Last Tuesday was a crazy day which ended with me having two bruised knees and feeling like I ran a marathon. This day was to include having Elvis and Presley neutered along with bringing home a pot belly pig that was showing signs of aggression. The night before the big day I put Elvis and Presley in separate carriers so I didn’t have to worry about chasing roosters around at 5am. Chickens are quite sleepy in the evening so it’s easiest to catch them during this time. The first rooster I caught was Presley and it’s fascinating to hear the sound they make when they think they are being attacked as it’s a very specific sound used to raise the predator alarm. Now travelling with roosters early in the morning is quite an experience because my volunteer Sarah and I got to enjoy 2 hours of crowing in a confined space. As soon as we arrived we took Elvis and Presley straight to our Veterinarian who was performing the surgeries out of the Courtney Veterinary Clinic as it required gas anaesthetic. After we left them in our Veterinarian’s care we had a few hours before we would meet the new pot belly pig so we decided to go have something to eat. We had breakfast at “Rawthentic” which makes really good raw vegan food. After that we spent some time at the Marina and I must say that Courtney is a very pretty town with all the water and mountain views!
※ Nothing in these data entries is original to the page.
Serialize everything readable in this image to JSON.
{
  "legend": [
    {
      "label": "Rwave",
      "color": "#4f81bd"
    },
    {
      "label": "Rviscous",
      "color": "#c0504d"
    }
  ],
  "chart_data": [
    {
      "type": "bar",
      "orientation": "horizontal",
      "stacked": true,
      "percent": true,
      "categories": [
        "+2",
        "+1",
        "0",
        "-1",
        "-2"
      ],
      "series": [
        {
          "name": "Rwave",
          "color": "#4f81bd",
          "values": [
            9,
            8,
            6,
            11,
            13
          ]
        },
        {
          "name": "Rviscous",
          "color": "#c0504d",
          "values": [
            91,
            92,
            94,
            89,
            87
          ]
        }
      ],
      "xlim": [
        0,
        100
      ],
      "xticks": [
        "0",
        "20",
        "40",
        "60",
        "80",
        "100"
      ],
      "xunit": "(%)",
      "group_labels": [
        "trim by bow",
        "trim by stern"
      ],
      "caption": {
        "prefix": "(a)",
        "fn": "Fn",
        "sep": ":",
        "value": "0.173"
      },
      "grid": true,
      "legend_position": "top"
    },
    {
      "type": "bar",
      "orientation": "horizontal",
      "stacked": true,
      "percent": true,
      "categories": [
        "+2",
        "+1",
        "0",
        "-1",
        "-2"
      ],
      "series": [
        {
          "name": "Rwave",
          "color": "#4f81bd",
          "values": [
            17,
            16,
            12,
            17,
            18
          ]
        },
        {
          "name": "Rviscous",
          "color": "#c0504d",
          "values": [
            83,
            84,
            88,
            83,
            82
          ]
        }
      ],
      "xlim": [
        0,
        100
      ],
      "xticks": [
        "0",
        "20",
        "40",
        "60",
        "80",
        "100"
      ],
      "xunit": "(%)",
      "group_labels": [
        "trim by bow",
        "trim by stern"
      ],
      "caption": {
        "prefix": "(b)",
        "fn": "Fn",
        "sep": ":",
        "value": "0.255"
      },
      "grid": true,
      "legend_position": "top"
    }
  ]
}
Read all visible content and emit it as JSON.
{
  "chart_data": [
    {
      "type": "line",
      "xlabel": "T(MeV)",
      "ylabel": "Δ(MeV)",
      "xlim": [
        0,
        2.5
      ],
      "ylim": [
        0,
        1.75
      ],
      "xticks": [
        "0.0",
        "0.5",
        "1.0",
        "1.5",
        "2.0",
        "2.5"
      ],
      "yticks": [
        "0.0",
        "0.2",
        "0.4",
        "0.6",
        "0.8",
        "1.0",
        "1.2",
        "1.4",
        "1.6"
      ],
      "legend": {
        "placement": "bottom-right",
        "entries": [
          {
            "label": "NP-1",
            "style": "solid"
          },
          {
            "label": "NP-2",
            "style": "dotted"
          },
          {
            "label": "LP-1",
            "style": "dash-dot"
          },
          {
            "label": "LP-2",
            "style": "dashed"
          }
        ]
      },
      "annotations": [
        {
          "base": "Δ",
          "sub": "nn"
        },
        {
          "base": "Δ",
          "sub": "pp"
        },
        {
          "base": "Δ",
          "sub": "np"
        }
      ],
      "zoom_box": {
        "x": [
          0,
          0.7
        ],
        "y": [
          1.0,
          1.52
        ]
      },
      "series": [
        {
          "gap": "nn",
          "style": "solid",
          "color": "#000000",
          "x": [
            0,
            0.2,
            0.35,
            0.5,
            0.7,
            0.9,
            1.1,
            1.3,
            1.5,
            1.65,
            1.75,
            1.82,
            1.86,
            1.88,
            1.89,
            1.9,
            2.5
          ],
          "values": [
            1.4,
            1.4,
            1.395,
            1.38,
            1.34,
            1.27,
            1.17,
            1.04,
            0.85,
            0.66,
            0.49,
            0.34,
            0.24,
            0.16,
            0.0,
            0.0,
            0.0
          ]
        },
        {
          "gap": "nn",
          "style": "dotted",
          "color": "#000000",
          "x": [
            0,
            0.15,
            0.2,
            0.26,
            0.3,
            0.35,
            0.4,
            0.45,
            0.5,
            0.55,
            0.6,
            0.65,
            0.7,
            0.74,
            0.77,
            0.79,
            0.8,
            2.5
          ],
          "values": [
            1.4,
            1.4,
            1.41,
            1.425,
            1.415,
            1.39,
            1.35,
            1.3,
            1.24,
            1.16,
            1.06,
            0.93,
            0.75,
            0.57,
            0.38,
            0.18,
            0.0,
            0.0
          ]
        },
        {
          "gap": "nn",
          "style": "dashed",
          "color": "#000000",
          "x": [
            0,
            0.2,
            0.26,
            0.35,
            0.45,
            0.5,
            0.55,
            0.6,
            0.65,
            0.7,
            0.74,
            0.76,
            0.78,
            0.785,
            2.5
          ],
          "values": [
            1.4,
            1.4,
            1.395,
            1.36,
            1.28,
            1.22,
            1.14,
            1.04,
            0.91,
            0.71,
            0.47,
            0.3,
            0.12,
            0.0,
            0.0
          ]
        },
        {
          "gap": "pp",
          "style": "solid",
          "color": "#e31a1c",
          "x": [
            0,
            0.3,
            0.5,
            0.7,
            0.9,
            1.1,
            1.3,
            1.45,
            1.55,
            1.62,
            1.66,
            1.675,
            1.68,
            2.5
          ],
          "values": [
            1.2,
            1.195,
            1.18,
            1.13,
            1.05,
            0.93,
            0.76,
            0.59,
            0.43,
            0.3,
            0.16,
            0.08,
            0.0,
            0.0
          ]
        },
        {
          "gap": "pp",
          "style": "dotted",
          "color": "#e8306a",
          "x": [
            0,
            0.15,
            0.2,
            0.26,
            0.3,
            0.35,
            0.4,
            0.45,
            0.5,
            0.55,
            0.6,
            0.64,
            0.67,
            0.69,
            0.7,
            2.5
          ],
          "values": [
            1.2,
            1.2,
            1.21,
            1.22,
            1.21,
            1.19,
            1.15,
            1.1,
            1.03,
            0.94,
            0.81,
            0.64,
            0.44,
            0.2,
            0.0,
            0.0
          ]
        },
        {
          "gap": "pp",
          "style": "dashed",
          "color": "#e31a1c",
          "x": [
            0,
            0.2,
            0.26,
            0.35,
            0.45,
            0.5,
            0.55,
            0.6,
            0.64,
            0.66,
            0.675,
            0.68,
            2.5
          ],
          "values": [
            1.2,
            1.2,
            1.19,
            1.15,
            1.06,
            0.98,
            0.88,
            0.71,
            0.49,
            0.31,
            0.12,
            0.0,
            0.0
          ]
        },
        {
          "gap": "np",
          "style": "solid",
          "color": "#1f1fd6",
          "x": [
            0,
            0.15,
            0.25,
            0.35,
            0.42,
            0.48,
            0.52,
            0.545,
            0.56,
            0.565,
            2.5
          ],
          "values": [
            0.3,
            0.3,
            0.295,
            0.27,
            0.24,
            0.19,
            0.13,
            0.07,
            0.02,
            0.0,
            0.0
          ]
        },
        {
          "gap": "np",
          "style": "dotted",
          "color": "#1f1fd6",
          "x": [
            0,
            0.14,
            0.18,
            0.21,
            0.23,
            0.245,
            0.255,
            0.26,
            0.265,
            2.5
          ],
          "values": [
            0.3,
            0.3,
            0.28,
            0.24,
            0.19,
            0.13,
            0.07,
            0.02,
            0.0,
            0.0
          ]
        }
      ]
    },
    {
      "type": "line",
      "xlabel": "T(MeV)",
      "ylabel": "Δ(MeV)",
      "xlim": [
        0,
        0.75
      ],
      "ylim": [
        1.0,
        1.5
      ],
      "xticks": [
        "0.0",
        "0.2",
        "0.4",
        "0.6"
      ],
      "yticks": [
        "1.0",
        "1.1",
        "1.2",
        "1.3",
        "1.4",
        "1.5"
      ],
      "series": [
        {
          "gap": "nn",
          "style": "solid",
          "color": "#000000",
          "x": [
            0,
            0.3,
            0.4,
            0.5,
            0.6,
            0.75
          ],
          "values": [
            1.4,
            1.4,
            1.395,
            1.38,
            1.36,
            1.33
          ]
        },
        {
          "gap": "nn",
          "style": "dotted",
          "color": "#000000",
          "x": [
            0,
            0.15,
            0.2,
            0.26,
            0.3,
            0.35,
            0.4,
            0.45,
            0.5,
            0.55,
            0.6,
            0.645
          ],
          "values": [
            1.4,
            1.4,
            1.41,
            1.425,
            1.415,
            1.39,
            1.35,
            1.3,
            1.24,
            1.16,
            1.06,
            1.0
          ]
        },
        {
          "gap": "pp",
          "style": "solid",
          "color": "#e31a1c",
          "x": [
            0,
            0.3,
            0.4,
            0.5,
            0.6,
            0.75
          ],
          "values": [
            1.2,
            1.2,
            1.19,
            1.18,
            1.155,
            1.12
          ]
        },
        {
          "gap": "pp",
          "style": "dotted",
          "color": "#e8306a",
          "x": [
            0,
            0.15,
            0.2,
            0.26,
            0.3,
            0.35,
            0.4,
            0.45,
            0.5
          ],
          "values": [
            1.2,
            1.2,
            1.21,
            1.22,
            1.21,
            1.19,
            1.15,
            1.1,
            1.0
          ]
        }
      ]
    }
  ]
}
Now for the not so fun part as I knew crating this new pot belly was not going to be a walk in the park. This pig , known as Charlie, had suffered through years of abuse and later found himself with someone who had the best of intentions to provide him with a forever home but it didn’t work out that way. The problem was that Charlie had a very solid foundation of why he should fear humans which manifested into aggression that proved to be too much for his new caregivers. Even though they did try everything they could to correct his behaviour, his fear shown through aggression, proved to be too much for them. Now I had been dreading this day because ONE he was afraid of people and TWO he was not fond of confined spaces as he had been sleeping outside even though he had access to two shelters. For our first attempt we put the crate at the opening of his pen and I was hoping we would be REALLY REALLY lucky and he would walk right in if we threw some treats into the back. But who am I kidding, pigs are smart and he knew something was afoot. After about 10 minutes of patiently waiting for him to walk into the crate, with the bribery of blackberries and apples and no success, we had to move to plan B. Now going back to the pigs are smart thing, you really have one good shot to get them into a crate and if you blow it it’s going to be a hundred times more difficult. So for our second attempt, which was a three person job, Sarah and his caregiver had to hold the crate in place and not allow him to escape as I stood in the pen with Charlie. As soon as Charlie’s front legs were in the crate I attempted to push him in but he quickly turned his body to prevent me from doing so. I’m not sure how much time passed with me keeping him between the sorting board and the crate but it felt like an eternity. This was now a battle of strength and I was determined to win because I simply had to. I had made several attempts to push Charlie into the crate, while bracing the sorting board with my knees, with no success. When I was about to give up and every ounce of strength was almost gone Charlie tried to turn and I took that opportunity to grab him by his back end and push him in. I still don’t know how I managed to do it because I literally had no strength left but adrenaline is a wonderful thing and it gave me the extra umph I needed.
Once he was in, we needed to get him into the van and fast. With pigs being a prey animal they will look for any kind of exit in an attempt to escape so Charlie was trying his darndest to open the crate door. We quickly loaded him in the van and much to our surprise he managed to shove his very powerful nose through the side of the crate which in turn blew the two plastic handles off the side - luckily we were standing right there so we were able to fix it before he made his escape. Hence why a crate with the top and bottom bolted with screws is a must with pigs and I’m currently on the hunt for. After this attempt we then closed the back of the van and made it appear that all the exits Charlie could exploit were no longer available so he quickly settled down and laid down in his hay for the journey home.
During the time we were getting ready to take Charlie home we received a call from our Veterinarian that the rooster surgeries were more difficult than originally anticipated. We made the decision to only complete Elvis’s surgery and wait the two months before we would know for sure that it was successful and he stopped producing testosterone. I’ll spare you the details but rooster neuters or “neusters” as we like to call it (a term created by our veterinarian) is far more difficult when they are over 12 weeks old because a roosters testicles are internal. Also due to the invasiveness of Elvis’s surgery he needed to be on oral painkillers and antibiotics and if you’d told me two years ago that I would be giving medication orally to a rooster I would have told you you were nuts!